Mr. Bemba has denied charges of murder, rape, and pillaging arising from crimes allegedly committed by his MLC soldiers against Central African civilians during an armed conflict in 2002 and 2003.
For the presentation of their evidence, prosecutors called a total of 40 witnesses between November 2010 and March last year. Thereafter, five victims presented their views and concerns at the behest of judges
Judges today rejected suggestions by the defense that it should be allocated a time similar to that the prosecution took to present its case. Presiding Judge Sylvia Steiner said the prosecution was in a different position than the defense because the burden of proof lay with prosecutors. The judge also noted that it was the defense itself which decided to call up to 60 witnesses, 20 more than those the prosecution needed to prove its case.

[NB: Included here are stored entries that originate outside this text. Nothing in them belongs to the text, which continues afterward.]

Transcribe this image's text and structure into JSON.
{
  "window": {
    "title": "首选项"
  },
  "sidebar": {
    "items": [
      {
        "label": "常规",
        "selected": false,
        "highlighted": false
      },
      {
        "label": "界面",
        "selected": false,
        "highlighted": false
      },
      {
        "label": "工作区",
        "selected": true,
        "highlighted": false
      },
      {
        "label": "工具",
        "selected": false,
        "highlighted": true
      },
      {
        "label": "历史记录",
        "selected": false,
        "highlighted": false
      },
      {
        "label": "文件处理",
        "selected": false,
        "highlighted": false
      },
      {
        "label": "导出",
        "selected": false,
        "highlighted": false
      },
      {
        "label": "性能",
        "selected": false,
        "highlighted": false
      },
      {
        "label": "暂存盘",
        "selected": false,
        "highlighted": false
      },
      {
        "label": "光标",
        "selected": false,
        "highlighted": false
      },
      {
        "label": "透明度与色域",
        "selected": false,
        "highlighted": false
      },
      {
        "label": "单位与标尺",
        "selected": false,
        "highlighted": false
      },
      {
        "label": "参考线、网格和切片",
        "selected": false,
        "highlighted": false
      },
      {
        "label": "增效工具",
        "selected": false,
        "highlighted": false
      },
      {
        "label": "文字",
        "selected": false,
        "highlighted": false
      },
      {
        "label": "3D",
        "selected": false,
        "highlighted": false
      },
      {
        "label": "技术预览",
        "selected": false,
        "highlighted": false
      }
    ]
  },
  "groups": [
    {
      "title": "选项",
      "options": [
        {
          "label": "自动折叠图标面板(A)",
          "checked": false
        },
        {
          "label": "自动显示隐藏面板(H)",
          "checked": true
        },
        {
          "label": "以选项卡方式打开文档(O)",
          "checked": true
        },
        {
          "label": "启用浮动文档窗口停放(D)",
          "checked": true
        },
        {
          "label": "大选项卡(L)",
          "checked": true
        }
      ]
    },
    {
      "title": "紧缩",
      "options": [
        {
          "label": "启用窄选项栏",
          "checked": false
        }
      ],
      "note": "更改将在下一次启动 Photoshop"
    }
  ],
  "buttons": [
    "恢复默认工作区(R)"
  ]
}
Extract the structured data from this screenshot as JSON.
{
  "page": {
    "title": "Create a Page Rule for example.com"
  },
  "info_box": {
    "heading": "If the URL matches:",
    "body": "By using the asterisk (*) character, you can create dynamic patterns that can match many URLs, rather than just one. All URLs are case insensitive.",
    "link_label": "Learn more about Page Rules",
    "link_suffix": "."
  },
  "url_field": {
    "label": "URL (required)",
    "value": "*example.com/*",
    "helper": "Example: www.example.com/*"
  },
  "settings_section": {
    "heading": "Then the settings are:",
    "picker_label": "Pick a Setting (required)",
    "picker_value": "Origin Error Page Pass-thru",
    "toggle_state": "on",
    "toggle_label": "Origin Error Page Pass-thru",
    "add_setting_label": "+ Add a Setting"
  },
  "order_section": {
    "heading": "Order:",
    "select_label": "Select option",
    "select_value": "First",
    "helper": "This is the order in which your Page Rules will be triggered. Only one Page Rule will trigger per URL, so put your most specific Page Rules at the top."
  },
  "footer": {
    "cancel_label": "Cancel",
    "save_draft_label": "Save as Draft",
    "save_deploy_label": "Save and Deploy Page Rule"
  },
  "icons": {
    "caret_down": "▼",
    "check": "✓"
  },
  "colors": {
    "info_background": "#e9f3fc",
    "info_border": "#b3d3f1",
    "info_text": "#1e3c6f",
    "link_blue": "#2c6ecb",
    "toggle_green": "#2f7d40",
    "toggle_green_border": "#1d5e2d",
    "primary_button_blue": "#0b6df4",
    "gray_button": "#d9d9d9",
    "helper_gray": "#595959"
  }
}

However, Mr. Kilolo-Musamba said it was the court, not the defense, which was experiencing difficulties in getting witness to testify. “It is not the defense that contacts Heads of State, embassies that issue visas, passport authorities or contact local UN missions to use their premises for video link testimonies,” he said.
The other issues addressed during today’s status conference included the timeline and languages for preparation of closing briefs and oral closing statements. Judges said they would invite the parties and participants to make written submissions on these matters.
Judges also said they would make a ruling on the scheduling of upcoming defense witnesses after receiving further information from the defense and the Victims and Witnesses Unit (VWU).
The next defense witness is expected to start giving evidence on July 8, 2013.